Bu yüzden, İsa şöyle dedi: “Fakat kendinize gökte hazineler biriktirin ki orada ne güve ne de pas yiyip bozar, ve hırsızlar orada ne delerler, ne de çalarlar.” (Mat. 6:20) Bir kişi iyi işler yapmakla çürümeyecek bir hazineye, “gökte (yani Tanrı’nın nezdinde) temiz bir sicile sahip olabilir. Bununla ilgili olarak Resul Pavlus zengin Hıristiyanlara “gerçekten olan hayatı sıkı (YD) tutsunlar diye, gelecek vakit için kendilerine iyi temel hazırlayarak iyilik işlemeği, iyi işlerde zengin olmağı, dağıtmağa hazır ve cömert olmağı tenbih et”ti.—I. Tim. 6:18, 19; Tit. 3:8.

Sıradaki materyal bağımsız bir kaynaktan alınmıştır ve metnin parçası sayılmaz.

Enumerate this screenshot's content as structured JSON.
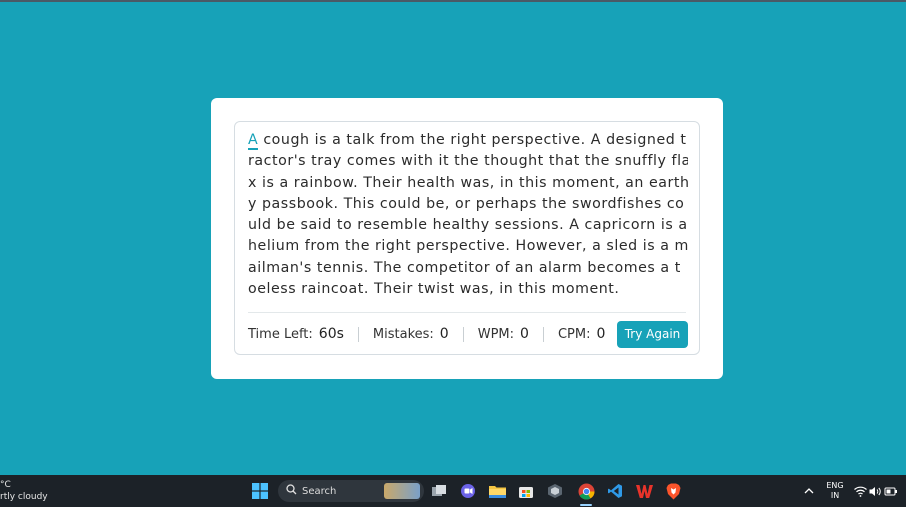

İsa da, materyalizmden kaçınmak için şu önemli nedeni gösterdi: “Çünkü hazinen nerede ise, yüreğin de orada olacaktır.” (Mat. 6:21) Bir kimsenin “hazinesi” olan en değerli saydığı şeydir. Saik, arzu, ve heveslerin merkezi olan “yüreği”ni ona bağlar. Şayet o kişinin yüreğini çalan hazine sadece bu dünyanın sunduğu şeyler ise, bu durum Kendisine “bütün yürek”le hizmet edilmesini talep eden Tanrı ile ilişkisini zedeleyecektir.—I. Tar. 28:9; Mat. 22:37.

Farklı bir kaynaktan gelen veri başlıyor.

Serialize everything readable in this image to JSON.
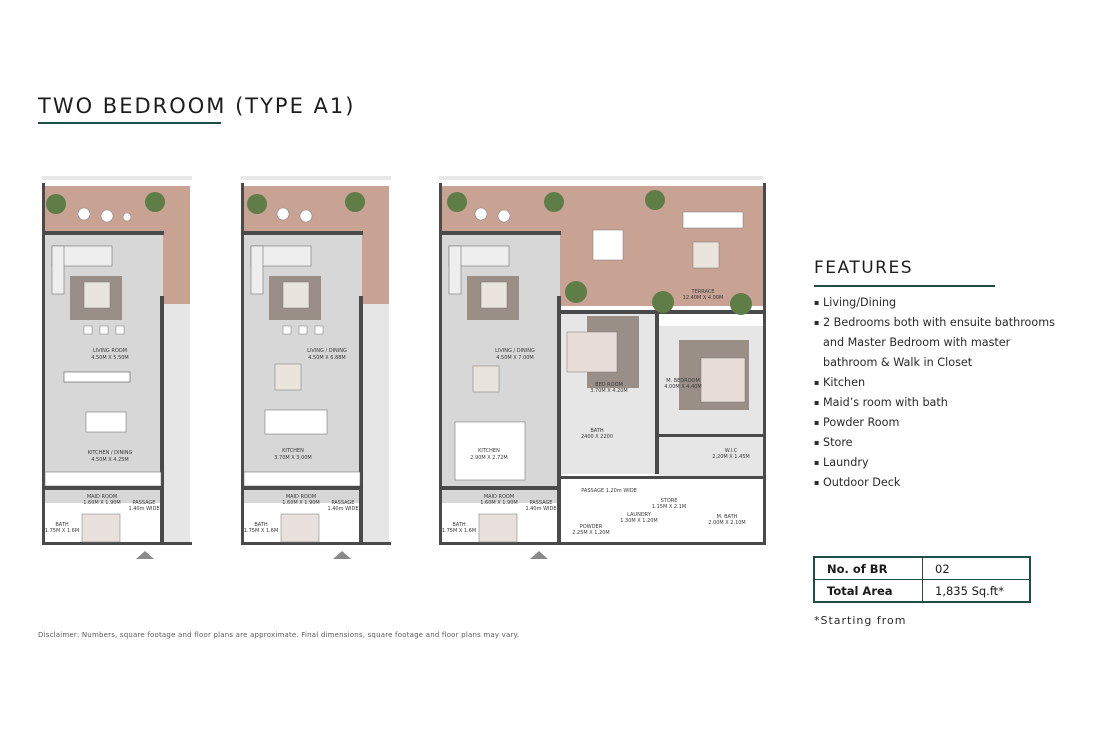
{
  "title": "TWO BEDROOM (TYPE A1)",
  "plans": [
    {
      "labels": {
        "living": [
          "LIVING ROOM",
          "4.50M X 5.50M"
        ],
        "kitchen": [
          "KITCHEN / DINING",
          "4.50M X 4.25M"
        ],
        "maid": [
          "MAID ROOM",
          "1.60M X 1.90M"
        ],
        "passage": [
          "PASSAGE",
          "1.40m WIDE"
        ],
        "bath": [
          "BATH",
          "1.75M X 1.6M"
        ]
      }
    },
    {
      "labels": {
        "living": [
          "LIVING / DINING",
          "4.50M X 6.88M"
        ],
        "kitchen": [
          "KITCHEN",
          "3.70M X 3.00M"
        ],
        "maid": [
          "MAID ROOM",
          "1.60M X 1.90M"
        ],
        "passage": [
          "PASSAGE",
          "1.40m WIDE"
        ],
        "bath": [
          "BATH",
          "1.75M X 1.6M"
        ]
      }
    },
    {
      "labels": {
        "living": [
          "LIVING / DINING",
          "4.50M X 7.00M"
        ],
        "kitchen": [
          "KITCHEN",
          "2.90M X 2.72M"
        ],
        "maid": [
          "MAID ROOM",
          "1.60M X 1.90M"
        ],
        "passage": [
          "PASSAGE",
          "1.40m WIDE"
        ],
        "bath": [
          "BATH",
          "1.75M X 1.6M"
        ],
        "terrace": [
          "TERRACE",
          "12.40M X 4.00M"
        ],
        "bedroom": [
          "BED ROOM",
          "3.70M X 4.20M"
        ],
        "mbedroom": [
          "M. BEDROOM",
          "4.00M X 4.40M"
        ],
        "bath2": [
          "BATH",
          "2400 X 2200"
        ],
        "passage2": [
          "PASSAGE 1.20m WIDE"
        ],
        "wic": [
          "W.I.C",
          "2.20M X 1.45M"
        ],
        "store": [
          "STORE",
          "1.15M X 2.1M"
        ],
        "laundry": [
          "LAUNDRY",
          "1.30M X 1.20M"
        ],
        "powder": [
          "POWDER",
          "2.25M X 1.20M"
        ],
        "mbath": [
          "M. BATH",
          "2.00M X 2.10M"
        ]
      }
    }
  ],
  "features": {
    "title": "FEATURES",
    "items": [
      "Living/Dining",
      "2 Bedrooms both with ensuite bathrooms and Master Bedroom with master bathroom & Walk in Closet",
      "Kitchen",
      "Maid’s room with bath",
      "Powder Room",
      "Store",
      "Laundry",
      "Outdoor Deck"
    ]
  },
  "specs": {
    "rows": [
      {
        "label": "No. of BR",
        "value": "02"
      },
      {
        "label": "Total Area",
        "value": "1,835 Sq.ft*"
      }
    ],
    "note": "*Starting from"
  },
  "disclaimer": "Disclaimer: Numbers, square footage and floor plans are approximate. Final dimensions, square footage and floor plans may vary.",
  "colors": {
    "accent": "#1f4e45",
    "deck": "#c8a394",
    "floor": "#d7d7d7",
    "wall": "#4a4a4a",
    "rug": "#9a8f86",
    "plant": "#5e7d47"
  },
  "icons": [
    "plant-icon",
    "chair-icon",
    "sofa-icon",
    "bed-icon",
    "table-icon",
    "direction-marker-icon"
  ]
}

İsa dinleyicilerinin materyalizm tuzağından korunmalarına yardımcı olmak için iki tasvir yaptı. Birinci tasvirine şöyle başladı: “Bedenin ışığı gözdür; imdi, gözün saf olursa, bütün bedenin aydın olur.”—Mat. 6:22.
Gözü, “bedenin ışığı” olarak nitelemek yerindedir, çünkü ışığın, beynin görme merkezine gitmesi için gözden geçmesi gerekir. “Saf” olan bir göz, görüş alanındaki bütün nesneleri görebilmek için devamlı sağa sola dönmektense, sadece tek şey üzerinde durur. Bir kimsenin “gözlerini diktiği” şey, mecazi anlamda onun tüm dikkatini ve derin düşüncelerini kendi üzerine toplayarak onun şahsiyetini de etkileyebileceğini ifade eder. Şayet bir kemsenin hayattaki asıl hedefi Tanrı’ya şeref getiren ve hemcinslerine yarar sağlayan bir ışık saçacaktır.—Süleymanın Meselleri 4:18, 25-27; Matta 5:14-16 ile karşılaştır.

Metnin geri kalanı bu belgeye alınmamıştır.